Útil en diferentes ámbitos profesionales
Este aprendizaje no sirve solo para el ámbito educativo, sino que también se puede implantar en empresas o en el terreno sanitario. "A los profesores, cuando finalizan esta formación, se les aporta un material que es súper completo, y con el que pueden acercar estos nuevos conocimientos al alumnado", asegura.

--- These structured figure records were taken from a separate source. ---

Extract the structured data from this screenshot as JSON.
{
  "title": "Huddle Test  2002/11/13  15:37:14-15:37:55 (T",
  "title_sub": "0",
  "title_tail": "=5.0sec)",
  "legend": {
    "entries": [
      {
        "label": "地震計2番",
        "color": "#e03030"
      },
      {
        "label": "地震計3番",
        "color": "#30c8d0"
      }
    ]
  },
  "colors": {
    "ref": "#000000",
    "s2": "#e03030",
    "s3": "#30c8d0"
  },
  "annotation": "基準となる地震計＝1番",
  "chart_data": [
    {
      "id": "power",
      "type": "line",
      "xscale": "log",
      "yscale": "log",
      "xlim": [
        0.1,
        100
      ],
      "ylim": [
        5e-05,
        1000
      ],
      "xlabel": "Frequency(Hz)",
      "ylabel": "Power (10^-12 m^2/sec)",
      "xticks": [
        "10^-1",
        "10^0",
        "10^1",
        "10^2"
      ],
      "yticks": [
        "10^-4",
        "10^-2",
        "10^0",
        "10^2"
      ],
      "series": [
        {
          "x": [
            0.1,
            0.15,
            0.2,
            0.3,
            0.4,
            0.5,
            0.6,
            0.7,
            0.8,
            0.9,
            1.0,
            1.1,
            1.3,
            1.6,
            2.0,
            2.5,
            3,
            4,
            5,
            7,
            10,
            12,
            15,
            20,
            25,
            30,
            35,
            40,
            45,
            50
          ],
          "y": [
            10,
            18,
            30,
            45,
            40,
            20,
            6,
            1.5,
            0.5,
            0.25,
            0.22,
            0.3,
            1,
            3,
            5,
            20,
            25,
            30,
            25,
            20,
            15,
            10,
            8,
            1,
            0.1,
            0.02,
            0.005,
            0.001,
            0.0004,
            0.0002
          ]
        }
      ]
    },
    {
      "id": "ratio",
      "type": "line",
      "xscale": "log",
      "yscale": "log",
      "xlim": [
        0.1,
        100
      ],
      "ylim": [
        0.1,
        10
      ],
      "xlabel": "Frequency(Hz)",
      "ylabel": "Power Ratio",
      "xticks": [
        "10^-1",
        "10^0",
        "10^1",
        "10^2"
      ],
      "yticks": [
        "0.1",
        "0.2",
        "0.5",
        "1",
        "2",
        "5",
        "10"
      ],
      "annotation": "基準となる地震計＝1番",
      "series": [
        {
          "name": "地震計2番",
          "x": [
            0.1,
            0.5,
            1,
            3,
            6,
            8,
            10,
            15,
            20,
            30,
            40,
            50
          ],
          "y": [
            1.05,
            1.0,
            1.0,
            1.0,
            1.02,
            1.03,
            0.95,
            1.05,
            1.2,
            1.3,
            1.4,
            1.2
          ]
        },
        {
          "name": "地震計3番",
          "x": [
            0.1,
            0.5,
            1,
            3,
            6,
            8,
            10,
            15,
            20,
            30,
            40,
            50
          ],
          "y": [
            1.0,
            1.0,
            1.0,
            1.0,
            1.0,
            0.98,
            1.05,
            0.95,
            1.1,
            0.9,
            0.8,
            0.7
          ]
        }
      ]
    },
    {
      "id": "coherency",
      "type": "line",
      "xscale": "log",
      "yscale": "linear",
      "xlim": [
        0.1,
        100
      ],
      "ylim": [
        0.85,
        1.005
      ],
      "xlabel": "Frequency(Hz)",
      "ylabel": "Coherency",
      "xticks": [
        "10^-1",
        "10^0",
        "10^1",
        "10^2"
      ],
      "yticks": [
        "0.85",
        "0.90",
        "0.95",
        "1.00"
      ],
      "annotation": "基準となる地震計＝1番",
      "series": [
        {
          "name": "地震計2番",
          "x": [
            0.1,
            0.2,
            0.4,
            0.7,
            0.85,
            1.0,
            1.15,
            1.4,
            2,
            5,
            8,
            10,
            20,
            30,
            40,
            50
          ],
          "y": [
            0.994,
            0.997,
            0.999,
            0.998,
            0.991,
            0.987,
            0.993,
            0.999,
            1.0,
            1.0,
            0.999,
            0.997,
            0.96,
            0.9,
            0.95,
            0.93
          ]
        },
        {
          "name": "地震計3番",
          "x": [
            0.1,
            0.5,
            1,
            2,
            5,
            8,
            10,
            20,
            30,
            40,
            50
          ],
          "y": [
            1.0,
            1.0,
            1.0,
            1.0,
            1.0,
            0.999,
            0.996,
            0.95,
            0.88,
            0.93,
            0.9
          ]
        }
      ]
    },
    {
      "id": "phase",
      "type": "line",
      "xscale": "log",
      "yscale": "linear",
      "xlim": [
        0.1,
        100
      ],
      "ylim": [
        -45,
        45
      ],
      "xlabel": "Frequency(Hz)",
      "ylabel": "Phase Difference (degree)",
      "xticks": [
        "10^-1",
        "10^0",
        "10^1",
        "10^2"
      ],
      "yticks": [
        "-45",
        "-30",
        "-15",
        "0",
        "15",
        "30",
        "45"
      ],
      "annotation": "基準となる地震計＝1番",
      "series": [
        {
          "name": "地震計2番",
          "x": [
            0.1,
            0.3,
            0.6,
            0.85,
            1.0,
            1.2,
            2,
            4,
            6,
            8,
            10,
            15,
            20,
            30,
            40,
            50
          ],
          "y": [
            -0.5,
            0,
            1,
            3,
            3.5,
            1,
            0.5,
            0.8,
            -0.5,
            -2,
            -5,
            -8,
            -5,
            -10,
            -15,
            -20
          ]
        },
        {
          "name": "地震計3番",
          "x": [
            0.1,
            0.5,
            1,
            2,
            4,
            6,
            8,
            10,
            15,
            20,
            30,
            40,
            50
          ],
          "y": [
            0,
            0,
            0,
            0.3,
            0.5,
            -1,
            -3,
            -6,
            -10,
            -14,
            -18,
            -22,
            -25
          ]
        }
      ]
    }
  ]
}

Ortega anima a adentrarse en este mundo de la educación emocional. "Nunca es tarde para empezar, yo la descubrí a los 30 años", recuerda. Además, la forma que tiene de trabajar apunta que es muy sencilla y práctica, "lo que hace que incluso profesores con un total desconocimiento del tema se abran a la posibilidad de formarse", considera, asegurando que en cursos anteriores se ha encontrado con docentes "que no tenían muy claro qué pensar de la educación emocional y, a través de las dinámicas y los juegos que proponemos, terminan convencidos", valora. "Luego también están esos otros profesores comprometidos, a los que no hace falta cambiarles la mirada", agradece.

Angélica Llamas y Alberto Ortega, los profesores del curso del CFIE de Benavente. / Cedida
Con el interés creciente por este tipo de cursos, Angélica Llamas apunta que la educación emocional en el aula está teniendo cada vez más peso.
"Es cierto que hay compañeros que todavía son reacios, pero yo veo un avance muy importante. Con las herramientas adecuadas, puedes enfrentarte a muchas situaciones y conseguir más de lo que te habías planteado en un primer momento", afirma Llamas. Unos resultados que pronto podrán comprobar los profesores que asisten durante este mes al curso del CFIE de Benavente.